Kirkus Reviews QR Code
THE ARTIST'S PALETTE by Alexandra Loske Kirkus Star

THE ARTIST'S PALETTE

by Alexandra Loske

Pub Date: Nov. 5th, 2024
ISBN: 9780691263960
Publisher: Princeton Univ.

Tools of the trade—and what they reveal.

An art historian and curator, Loske has written several books about her special area of interest, color. In her latest title, she examines 50 painters and their palettes. In many cases, the palettes, which range from polished wood to chunks of cardboard, still exist, and they provide clues about an artist’s method.
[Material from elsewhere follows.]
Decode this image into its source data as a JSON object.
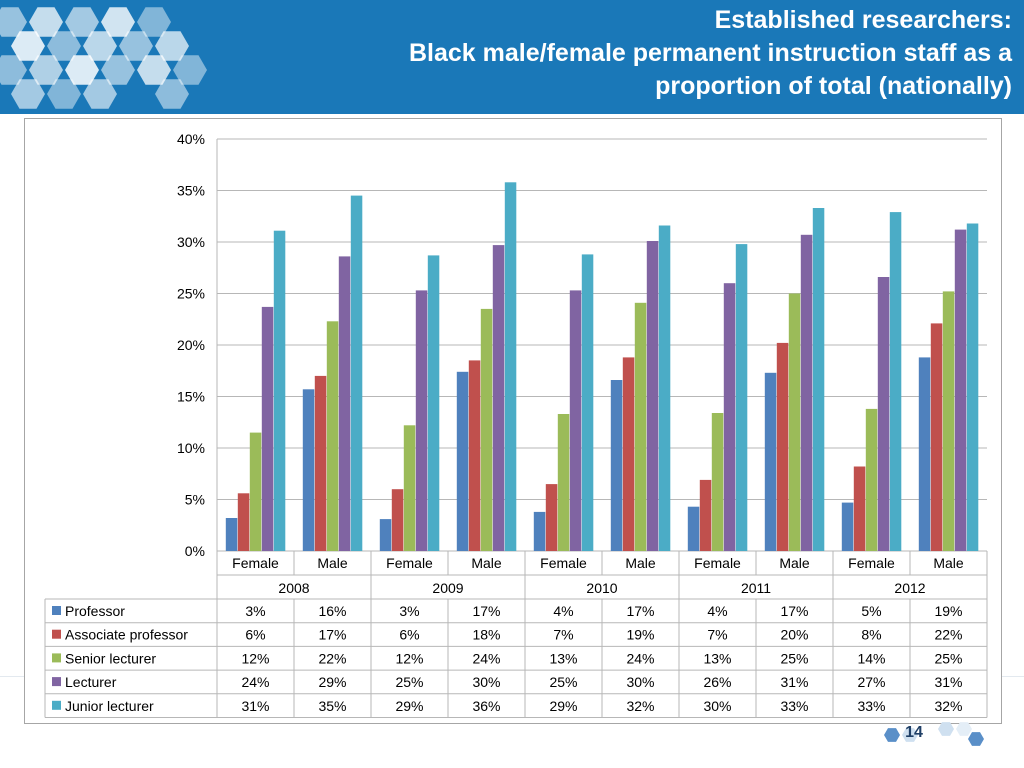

Most of the book is organized chronologically, starting with artists mixing their paints from powdered pigment and arranging the palette according to a strict tonal scale. The development of premixed paint in metal tubes presaged greater dynamism and more choices of color. Artists who specialized in scenes of fantastic coloring, among them Marc Chagall and Paul Gauguin, understood that the luminosity they were seeking needed subtlety and care, according to the evidence found by Loske. The palettes of Edward Hopper and Georgia O’Keeffe reflected restraint, while Claude Monet’s palette recalls his misty, complex images. Francis Bacon, famously messy, used anything on hand as palettes but was extremely precise when it came to the effects he wanted. Some modernist painters, including Helen Frankenthaler, moved away from the palette to apply liquid paint directly to the canvas. Loske includes a wealth of lushly produced plates to illustrate her points, as well as graphics that show the proportional breakdown of paintings by tone and color. It all makes for an illuminating and attractive book. The palette, she writes, is “a totemic object, a small physical manifestation of the creative spirit of the artist.”

An appealing study that uncovers important artistic secrets.